Day Ninety-Seven: Mimosa Flowers
Here's an interesting snack to try: peel a grapefruit with a knife, cutting the outer pith away. Then slice it into rounds and put on a plate. Drizzle with a little extra virgin olive oil, sprinkle a pinch of sea salt, and eat. It sounds weird but it is a delicious way to eat grapefruit. I've had it a few times since I discovered the "recipe" for it on the NYT cooking website, and it's good! Try it!
Now, onto Day Ninety-Seven. This morning Jeremy took a load of kid goats to the sale barn in Wister, Oklahoma. He was only supposed to be gone until 11, so I told the (human) kids they could watch shows until he got back. By 1:30 pm when he did finally get back I was starting to worry about their brains melting, but they seem to have survived it okay. Taiya was watching some garbage shows you YouTube of kids playing with toys. I could see why she liked it, though. First, it had girls around her age in it, and she is craving time with friends. Second, it had novelty: new toys she'd never heard of, something different from the past ninety-seven days. So I let her indulge, though I did explain later that it was advertisement, and those girls were getting paid to get kids like her to want things.
I talked on the phone with my mom for a chunk of the morning, talking about gardening, cooking, family, life, mortality. It has been a year since I've seen her, and I miss her so much. She was supposed to visit in April, but a pesky global pandemic nixed those plans.
When Jeremy finally got back from his errands (he stopped at his mom's house to see her for the first time since the pandemic - a justifiable delay) I went down to the creek where I had seen a mimosa tree had started blooming. I learned last year that mimosa blossoms can be dried and made into a tea that has anti-anxiety properties. Just picking the pink fluffy flowers with the creek running quietly behind me was an anxiety-relieving activity. Another name for the tree is the happiness tree, and I can see why. They smell so sweet and look so winsome. I'm planning to mix it with dried lemon balm and mint to make a tea for those days when everything just feels like too much. I got all I could reach, but there are many more buds not even close to opening - they have a long blooming window - so I'll just have to go back every couple days until I get what I need.
Since it is the summer solstice weekend I have been trying to think of solsticey things to do to celebrate. William and I went down to the creek in the late afternoon while it rained on us, and while we were doing more exploring I asked him what he wanted for dinner, and he said waffles. So I made honey cornmeal waffles, white beans with rosemary, and salad on the side. Honey and cornmeal seem sunny, so I thought it was somewhat solstice-appropriate. The summer solstice is also William's half birthday and father's day this year, so a day to celebrate for lots of reasons.

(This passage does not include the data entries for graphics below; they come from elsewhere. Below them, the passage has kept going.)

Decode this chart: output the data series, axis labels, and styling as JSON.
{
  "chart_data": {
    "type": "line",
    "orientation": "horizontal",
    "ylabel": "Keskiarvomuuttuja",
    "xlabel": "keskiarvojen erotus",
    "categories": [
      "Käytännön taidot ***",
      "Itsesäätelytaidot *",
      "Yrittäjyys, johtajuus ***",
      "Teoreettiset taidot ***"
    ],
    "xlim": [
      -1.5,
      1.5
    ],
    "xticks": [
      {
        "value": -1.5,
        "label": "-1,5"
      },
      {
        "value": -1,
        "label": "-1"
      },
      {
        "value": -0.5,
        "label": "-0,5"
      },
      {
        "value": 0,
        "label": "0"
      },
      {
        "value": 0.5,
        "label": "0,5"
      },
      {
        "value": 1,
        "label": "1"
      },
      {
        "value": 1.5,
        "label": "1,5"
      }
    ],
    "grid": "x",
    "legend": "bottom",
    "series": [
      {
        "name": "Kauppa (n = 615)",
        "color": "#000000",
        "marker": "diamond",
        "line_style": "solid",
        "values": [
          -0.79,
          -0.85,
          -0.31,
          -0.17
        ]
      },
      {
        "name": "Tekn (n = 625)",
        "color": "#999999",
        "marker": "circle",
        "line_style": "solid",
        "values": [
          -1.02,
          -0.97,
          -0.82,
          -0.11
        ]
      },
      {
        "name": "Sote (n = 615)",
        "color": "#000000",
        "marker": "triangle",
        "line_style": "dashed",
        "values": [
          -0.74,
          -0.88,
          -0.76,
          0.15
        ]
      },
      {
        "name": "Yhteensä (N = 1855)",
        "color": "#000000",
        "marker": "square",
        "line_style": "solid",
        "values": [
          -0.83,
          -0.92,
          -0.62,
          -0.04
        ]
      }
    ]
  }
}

In the news today, Trump had his campaign rally in Tulsa. Before it happened, Jeremy and I were genuinely worried about what kind of violent mayhem might happen. But it quickly became clear that the hundreds of thousands of people everyone thought were going to show up were not going to show up. The count I heard in the end was around 6,200 which is still too many people in coronatimes, of course, but we thought it would be so much worse. I love so much that so few people came. So many of the Black Lives Matter protests and marches have outnumbered his pitiful campaign rally, I have a little more hope for our country after all.